All that was possible was a qualified agreement on a limited number of intermediate goods that had a “common usefulness” (communis utilitas): peace, concord, security, and order. The communis utilitas was thus an essentially amoral phenomenon having to do exclusively with the material security and well-being of the community and its members. The realization of this set of shared objectives in some meaningful measure might, of course, provide a context within which people could act virtuously—Christians could take advantage of it to seek fuller communion with God—but it could also benefit non-Christians pursuing the decidedly more worldly ends of personal glory and material self-interest.

This conception of the common usefulness involved an understanding of the moral purpose of the state. For Augustine, the state was restricted to promoting a limited set of intermediate (and instrumental) interests by imposing what he called “earthly peace.” The state, in other words, was not directly ordered toward the promotion of eudaimonia. Rather, its purposes were considerably less ambitious: maintaining peace, order, (religious) freedom, and security, so that citizens of the Heavenly City could seek God even as they were submerged in a world dominated by citizens of the Earthly City.

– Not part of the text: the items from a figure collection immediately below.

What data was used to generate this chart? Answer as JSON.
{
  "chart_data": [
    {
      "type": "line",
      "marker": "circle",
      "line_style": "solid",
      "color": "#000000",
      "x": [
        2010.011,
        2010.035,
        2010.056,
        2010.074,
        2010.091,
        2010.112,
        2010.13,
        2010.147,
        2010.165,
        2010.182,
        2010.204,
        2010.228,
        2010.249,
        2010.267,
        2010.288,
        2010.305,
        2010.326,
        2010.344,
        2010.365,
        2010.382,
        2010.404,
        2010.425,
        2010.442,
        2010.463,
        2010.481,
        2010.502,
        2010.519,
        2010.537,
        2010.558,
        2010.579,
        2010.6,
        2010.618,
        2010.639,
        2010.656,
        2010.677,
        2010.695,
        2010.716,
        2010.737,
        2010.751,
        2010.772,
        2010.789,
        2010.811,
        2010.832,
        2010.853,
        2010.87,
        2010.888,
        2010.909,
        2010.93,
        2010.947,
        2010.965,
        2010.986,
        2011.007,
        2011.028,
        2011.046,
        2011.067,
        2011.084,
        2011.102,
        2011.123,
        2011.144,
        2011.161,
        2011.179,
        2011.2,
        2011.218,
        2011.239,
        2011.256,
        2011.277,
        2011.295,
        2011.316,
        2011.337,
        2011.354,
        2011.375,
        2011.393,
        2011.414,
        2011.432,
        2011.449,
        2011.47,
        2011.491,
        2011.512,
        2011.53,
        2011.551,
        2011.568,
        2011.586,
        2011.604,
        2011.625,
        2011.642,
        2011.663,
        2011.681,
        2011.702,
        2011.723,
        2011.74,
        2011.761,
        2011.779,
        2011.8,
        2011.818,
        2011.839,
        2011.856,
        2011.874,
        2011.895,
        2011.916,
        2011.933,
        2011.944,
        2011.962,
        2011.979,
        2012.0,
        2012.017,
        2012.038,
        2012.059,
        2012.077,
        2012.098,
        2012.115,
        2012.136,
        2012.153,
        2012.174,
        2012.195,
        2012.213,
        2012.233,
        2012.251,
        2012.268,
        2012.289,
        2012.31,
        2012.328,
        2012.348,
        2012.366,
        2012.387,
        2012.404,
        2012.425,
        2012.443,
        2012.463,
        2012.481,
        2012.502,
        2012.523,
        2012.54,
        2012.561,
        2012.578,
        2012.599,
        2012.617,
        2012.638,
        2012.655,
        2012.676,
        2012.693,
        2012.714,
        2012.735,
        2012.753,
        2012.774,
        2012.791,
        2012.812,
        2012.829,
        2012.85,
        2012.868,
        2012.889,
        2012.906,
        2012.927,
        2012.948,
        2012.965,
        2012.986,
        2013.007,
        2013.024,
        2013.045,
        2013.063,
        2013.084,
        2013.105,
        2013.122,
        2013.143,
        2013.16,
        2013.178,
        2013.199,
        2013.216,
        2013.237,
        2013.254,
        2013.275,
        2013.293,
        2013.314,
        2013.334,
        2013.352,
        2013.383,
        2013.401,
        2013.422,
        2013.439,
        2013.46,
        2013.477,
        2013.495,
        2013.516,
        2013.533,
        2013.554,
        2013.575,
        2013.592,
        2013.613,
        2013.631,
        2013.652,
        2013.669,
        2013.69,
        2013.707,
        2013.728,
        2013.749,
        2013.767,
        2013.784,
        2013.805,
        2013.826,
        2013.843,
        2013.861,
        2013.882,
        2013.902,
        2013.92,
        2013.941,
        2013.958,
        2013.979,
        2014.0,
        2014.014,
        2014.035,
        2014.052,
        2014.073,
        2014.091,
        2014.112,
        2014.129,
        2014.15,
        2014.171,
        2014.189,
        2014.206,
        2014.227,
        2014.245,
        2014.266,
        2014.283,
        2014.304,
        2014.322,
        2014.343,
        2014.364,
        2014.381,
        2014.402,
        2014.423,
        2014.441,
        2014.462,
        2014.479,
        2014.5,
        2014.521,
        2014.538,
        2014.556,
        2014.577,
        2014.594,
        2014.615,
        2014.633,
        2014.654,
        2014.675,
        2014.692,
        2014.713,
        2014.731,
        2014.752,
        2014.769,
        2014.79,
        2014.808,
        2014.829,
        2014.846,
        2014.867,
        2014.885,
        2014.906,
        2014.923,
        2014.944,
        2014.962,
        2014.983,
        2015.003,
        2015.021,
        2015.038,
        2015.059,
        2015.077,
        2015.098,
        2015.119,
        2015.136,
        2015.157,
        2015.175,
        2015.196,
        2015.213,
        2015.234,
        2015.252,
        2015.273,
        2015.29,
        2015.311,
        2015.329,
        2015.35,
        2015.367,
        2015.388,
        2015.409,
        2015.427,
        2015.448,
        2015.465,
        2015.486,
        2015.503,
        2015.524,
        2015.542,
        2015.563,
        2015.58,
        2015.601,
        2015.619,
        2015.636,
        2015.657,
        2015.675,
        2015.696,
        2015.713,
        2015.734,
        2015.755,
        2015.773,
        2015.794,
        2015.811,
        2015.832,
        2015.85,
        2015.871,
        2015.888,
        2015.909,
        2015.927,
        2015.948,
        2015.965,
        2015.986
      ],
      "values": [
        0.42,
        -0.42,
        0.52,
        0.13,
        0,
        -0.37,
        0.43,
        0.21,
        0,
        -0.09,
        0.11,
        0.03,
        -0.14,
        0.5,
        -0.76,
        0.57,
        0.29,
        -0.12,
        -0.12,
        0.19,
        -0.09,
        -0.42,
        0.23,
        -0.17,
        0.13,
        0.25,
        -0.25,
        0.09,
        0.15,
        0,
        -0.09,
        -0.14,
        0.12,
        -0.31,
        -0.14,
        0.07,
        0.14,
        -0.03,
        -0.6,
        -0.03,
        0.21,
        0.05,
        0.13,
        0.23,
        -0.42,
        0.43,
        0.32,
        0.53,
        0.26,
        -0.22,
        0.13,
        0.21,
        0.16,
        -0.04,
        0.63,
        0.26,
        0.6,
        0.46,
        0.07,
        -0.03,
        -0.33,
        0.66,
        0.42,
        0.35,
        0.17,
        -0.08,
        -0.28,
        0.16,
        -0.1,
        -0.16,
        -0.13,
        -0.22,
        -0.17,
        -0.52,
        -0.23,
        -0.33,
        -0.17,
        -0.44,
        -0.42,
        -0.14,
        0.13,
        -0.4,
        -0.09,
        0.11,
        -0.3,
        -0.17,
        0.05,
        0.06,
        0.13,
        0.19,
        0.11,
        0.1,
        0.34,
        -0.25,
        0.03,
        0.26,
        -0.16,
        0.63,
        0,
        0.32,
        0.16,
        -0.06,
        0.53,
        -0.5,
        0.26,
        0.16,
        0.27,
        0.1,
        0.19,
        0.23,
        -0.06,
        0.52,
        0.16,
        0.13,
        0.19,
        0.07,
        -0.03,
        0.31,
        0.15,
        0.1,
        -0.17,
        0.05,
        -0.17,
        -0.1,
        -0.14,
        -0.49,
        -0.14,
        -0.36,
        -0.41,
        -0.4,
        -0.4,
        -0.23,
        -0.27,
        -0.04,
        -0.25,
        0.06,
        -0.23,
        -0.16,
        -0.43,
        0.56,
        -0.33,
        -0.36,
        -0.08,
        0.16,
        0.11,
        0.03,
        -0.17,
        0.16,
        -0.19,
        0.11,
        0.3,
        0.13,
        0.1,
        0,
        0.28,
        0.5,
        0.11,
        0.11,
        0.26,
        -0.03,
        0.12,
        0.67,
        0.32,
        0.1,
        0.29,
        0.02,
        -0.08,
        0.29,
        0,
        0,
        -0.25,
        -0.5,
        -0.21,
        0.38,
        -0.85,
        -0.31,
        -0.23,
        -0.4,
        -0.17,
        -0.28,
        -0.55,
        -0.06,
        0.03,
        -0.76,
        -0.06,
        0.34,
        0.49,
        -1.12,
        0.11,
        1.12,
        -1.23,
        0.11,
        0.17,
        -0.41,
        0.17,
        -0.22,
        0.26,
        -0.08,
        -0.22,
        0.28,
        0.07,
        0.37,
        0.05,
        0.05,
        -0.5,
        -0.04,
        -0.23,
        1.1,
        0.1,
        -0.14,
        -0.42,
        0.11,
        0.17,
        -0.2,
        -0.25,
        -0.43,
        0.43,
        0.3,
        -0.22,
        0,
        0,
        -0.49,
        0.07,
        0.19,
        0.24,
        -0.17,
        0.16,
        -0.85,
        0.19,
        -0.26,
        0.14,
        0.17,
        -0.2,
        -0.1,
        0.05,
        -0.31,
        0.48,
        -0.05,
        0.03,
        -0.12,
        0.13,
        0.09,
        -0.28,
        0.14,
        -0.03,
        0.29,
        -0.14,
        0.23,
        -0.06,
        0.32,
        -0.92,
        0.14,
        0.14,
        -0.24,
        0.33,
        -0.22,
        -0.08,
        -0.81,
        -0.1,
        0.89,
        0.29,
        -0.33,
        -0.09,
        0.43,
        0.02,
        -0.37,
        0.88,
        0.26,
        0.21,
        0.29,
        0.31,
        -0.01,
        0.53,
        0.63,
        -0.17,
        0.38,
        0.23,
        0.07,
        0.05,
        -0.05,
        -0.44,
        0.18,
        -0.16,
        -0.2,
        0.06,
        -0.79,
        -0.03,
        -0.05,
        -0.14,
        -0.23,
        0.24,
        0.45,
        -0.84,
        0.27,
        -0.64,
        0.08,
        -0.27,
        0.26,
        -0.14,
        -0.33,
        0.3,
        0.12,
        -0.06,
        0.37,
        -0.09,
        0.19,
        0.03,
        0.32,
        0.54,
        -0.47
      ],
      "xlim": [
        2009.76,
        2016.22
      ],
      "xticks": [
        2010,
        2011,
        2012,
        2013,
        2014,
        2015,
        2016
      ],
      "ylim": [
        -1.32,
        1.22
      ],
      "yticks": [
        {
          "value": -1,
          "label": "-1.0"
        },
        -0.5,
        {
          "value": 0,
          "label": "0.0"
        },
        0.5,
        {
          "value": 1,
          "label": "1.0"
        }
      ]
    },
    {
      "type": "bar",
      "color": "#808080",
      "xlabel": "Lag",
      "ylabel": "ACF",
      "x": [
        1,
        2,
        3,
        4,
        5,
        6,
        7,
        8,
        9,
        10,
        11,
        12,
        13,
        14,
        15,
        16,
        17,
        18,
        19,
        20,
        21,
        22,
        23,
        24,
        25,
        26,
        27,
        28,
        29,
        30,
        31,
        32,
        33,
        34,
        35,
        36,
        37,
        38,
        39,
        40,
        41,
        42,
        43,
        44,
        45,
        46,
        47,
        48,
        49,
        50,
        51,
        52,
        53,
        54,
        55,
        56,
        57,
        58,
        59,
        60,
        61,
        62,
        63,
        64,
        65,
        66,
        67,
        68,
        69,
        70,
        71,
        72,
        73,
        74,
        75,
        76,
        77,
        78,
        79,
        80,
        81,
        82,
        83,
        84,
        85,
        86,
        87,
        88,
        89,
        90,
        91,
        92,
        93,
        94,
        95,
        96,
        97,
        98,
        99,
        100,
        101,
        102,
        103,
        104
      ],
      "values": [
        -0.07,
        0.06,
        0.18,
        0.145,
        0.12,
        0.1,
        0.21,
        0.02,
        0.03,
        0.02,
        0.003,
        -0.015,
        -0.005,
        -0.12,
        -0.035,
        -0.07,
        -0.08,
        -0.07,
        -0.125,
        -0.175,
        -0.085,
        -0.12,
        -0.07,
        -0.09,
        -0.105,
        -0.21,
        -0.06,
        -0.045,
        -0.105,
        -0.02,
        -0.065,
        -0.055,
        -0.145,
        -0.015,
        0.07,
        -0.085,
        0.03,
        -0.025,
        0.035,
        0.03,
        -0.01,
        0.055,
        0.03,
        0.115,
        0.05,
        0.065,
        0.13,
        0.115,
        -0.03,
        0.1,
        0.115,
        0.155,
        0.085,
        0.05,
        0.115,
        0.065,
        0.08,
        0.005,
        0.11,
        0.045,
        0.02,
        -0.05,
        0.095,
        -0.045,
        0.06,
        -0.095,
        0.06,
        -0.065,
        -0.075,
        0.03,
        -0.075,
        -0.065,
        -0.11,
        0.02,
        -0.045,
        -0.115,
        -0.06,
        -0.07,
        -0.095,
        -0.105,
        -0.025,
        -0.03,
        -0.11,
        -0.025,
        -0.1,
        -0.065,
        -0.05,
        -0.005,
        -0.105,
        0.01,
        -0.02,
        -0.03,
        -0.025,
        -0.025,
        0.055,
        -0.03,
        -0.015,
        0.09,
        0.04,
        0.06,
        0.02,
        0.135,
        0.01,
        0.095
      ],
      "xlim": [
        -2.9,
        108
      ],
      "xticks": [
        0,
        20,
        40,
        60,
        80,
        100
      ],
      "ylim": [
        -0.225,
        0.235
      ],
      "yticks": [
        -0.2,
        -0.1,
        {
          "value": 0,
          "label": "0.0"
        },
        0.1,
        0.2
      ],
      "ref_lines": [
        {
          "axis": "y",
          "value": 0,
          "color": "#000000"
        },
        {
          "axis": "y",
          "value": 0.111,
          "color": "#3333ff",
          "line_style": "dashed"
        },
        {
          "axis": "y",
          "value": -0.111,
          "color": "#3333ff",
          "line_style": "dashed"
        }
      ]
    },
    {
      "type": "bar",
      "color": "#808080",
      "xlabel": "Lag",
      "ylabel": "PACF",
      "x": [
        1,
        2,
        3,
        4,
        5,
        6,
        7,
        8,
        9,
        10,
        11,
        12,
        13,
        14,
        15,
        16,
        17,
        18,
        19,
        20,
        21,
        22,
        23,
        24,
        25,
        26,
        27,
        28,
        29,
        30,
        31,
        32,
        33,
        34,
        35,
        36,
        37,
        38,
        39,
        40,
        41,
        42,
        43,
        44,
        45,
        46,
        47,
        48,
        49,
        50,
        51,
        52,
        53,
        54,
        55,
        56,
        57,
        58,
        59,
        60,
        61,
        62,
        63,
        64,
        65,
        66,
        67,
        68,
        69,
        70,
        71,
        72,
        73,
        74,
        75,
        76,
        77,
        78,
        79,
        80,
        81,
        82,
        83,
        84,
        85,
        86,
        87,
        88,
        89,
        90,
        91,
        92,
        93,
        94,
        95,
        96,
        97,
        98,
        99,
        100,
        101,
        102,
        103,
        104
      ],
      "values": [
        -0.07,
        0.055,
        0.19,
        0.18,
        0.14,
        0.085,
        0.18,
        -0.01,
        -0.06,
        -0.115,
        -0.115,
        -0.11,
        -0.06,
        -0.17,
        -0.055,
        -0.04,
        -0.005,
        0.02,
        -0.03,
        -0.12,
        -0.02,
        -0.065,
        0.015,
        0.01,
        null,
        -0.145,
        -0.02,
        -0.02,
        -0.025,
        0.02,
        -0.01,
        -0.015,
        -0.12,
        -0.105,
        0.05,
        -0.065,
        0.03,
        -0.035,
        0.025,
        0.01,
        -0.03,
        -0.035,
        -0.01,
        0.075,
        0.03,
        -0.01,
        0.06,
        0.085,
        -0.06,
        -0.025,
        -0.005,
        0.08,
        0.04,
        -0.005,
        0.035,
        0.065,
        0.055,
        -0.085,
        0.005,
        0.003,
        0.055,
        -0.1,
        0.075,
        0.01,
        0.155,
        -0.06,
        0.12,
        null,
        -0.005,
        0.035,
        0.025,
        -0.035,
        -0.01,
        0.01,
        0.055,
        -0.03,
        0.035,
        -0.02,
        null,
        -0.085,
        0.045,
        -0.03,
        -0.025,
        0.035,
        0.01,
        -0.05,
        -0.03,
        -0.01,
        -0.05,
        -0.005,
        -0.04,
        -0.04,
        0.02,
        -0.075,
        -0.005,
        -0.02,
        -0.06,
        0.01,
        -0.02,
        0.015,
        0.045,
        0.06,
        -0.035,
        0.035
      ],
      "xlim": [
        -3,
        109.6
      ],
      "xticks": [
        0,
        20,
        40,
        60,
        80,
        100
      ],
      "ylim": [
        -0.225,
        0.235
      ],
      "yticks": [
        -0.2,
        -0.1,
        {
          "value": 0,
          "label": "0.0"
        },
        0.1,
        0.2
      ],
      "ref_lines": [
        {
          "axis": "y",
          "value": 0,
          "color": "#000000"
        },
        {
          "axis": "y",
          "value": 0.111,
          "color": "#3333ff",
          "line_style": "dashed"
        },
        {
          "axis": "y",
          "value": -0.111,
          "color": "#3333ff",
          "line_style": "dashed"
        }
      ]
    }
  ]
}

Two thoughts by way of conclusion. First, I agree with Deneen and MacIntyre that the (liberal) philosophical DNA of the liberal state is constituted in such a way that it will ultimately result in the evolution of a postliberal state that will be truly incompatible with moral philosophies entailing a substantive account of human happiness or fulfillment.

I disagree with them, however, that this necessarily entails abandoning the liberal state as a political project. Rather, what I am advocating is that we find alternative philosophical principles upon which to base a liberal state that will not, because it is no longer an expression of liberal principles, pose a threat to the religious and other liberties necessary for the pursuit of true felicitas.

Second, I would suggest that under contemporary sociological conditions, the Augustinian philosophical wellspring is likely to yield more than the Thomist one. Consider the contexts within which Augustine and Aquinas worked out their respective political philosophies.

Augustine’s late classical world was highly pluralistic: paganism, Donatism, Pelagianism, and Arianism all vied with Catholicism on the battlefield of ideas, and sometimes on the actual battlefield as well. In sharp contrast, Thomas’ late medieval world was characterized by an ambient Catholic public culture that provided a common constellation of political languages, concepts, and frames. While there were sometimes sharp disagreements over all sorts of issues, there was a bedrock consensus regarding the nature and purposes of human life that framed and channeled the way in which politics was both theorized and debated.

Americans today inhabit a world much more like Augustine’s than Thomas’. Perhaps ironically, the Doctor of Grace actually has more to say to us about the desirability and moral propriety of the limited—if not the liberal—state than does the Angelic Doctor.

Andrew A. Latham teaches political science at Macalester College.